OUR CRIME WAS BEING JEWISH
By Anthony S. Pitch
An American soldier looks at the corpses of Polish, Russian, and Hungarian Jews found in the woods near Neunburg vorm Wald.
“In the afternoon of August 5, they took us in trucks to the outside of a movie theater, where I saw a woman cradling a tiny baby. One of the commandos grabbed the baby by a leg and smashed his head against a wall. There were dogs, and the Germans and Ukrainian police were using the butts of their guns to hit us and chase us into a corner. There were no toilet facilities and we had to do it on the floor. A young girl went berserk, screamed, and they shot her through the head. I volunteered to take her body outside, thinking I might be able to escape. But she was still alive, with blood oozing out of her head and spilling over me. Then they shot her again and she died.”

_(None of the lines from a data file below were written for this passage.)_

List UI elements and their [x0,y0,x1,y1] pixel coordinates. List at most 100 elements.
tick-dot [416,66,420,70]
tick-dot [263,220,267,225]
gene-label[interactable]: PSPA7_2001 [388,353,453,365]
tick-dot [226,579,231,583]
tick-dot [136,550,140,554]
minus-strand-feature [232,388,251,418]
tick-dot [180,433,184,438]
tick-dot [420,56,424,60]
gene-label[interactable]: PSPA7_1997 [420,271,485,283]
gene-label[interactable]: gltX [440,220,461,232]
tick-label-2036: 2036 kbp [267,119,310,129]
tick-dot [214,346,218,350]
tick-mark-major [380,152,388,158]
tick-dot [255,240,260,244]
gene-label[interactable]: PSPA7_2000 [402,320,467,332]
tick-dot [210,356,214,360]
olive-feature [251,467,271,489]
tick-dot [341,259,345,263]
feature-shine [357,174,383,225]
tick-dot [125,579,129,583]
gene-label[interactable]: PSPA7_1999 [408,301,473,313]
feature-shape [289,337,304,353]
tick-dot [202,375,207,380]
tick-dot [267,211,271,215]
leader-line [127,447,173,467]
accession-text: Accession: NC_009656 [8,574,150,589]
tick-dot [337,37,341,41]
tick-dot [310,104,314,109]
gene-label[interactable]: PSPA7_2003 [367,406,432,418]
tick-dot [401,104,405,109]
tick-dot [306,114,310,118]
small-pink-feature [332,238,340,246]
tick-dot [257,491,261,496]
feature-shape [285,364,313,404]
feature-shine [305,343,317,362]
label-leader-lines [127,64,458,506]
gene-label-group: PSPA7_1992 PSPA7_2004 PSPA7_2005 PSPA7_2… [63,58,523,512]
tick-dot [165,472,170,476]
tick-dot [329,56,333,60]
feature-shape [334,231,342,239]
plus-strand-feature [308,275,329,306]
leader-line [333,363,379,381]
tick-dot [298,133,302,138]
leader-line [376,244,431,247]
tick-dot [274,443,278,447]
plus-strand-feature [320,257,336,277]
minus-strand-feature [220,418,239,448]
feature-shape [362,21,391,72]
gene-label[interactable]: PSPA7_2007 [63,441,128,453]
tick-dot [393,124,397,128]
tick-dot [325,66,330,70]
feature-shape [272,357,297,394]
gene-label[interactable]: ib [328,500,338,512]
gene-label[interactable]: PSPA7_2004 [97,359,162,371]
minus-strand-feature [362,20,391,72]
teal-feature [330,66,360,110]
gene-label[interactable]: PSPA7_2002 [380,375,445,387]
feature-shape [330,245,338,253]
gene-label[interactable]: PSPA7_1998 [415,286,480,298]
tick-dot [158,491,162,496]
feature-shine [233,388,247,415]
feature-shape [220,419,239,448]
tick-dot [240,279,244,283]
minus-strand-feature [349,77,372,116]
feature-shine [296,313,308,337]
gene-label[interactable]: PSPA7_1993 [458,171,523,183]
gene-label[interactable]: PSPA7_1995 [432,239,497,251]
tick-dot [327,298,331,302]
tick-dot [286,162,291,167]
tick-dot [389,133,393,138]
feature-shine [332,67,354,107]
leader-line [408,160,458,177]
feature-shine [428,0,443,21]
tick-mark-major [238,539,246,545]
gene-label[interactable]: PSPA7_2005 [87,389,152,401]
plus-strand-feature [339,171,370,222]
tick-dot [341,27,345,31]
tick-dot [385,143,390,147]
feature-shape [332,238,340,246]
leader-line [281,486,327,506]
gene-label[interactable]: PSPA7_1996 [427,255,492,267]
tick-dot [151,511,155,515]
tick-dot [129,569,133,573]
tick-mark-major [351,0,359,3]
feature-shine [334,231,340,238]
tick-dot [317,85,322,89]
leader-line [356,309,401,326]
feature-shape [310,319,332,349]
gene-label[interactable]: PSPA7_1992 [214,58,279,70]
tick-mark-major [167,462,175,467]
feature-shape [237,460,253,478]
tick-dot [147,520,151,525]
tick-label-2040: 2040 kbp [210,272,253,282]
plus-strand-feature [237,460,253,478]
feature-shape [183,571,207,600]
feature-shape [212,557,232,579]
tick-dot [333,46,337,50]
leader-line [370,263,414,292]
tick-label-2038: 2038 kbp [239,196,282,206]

OUR CRIME WAS BEING JEWISH
By Anthony S. Pitch
Under the code name Action “Harvest Festival,” some eighteen thousand Jews were murdered here [Majdanek] on November 3, 1943. That morning, the eight thousand Jewish prisoners in the camp had been isolated; those who tried to hide were pulled out by SS men and guard dogs. Driven on by the Camp SS, the prisoners were marched along the main camp street, joined by some ten thousand prisoners from nearby Lublin labor camps. They stopped behind the building site of the new crematorium, at the far corner of the camp. Here, the men, women, and children were forced to undress and lie in large ditches; then they were shot in the back of the head or mown down by machine guns; any wounded survivors were buried alive under the bodies of those shot after them.
KL – A HISTORY OF THE NAZI CONCENTRATION CAMPS
By Nicolaus Wachsmann
“A Hungarian woman with a little girl came into my block. I don’t know how. It was forbidden. I kept her in the block for several weeks. One day SS men came and took the child. Subsequently, we learned from men who worked in the Sonderkommando that the little girl had been thrown in the fire. That night, the mother went to the electrified fence.”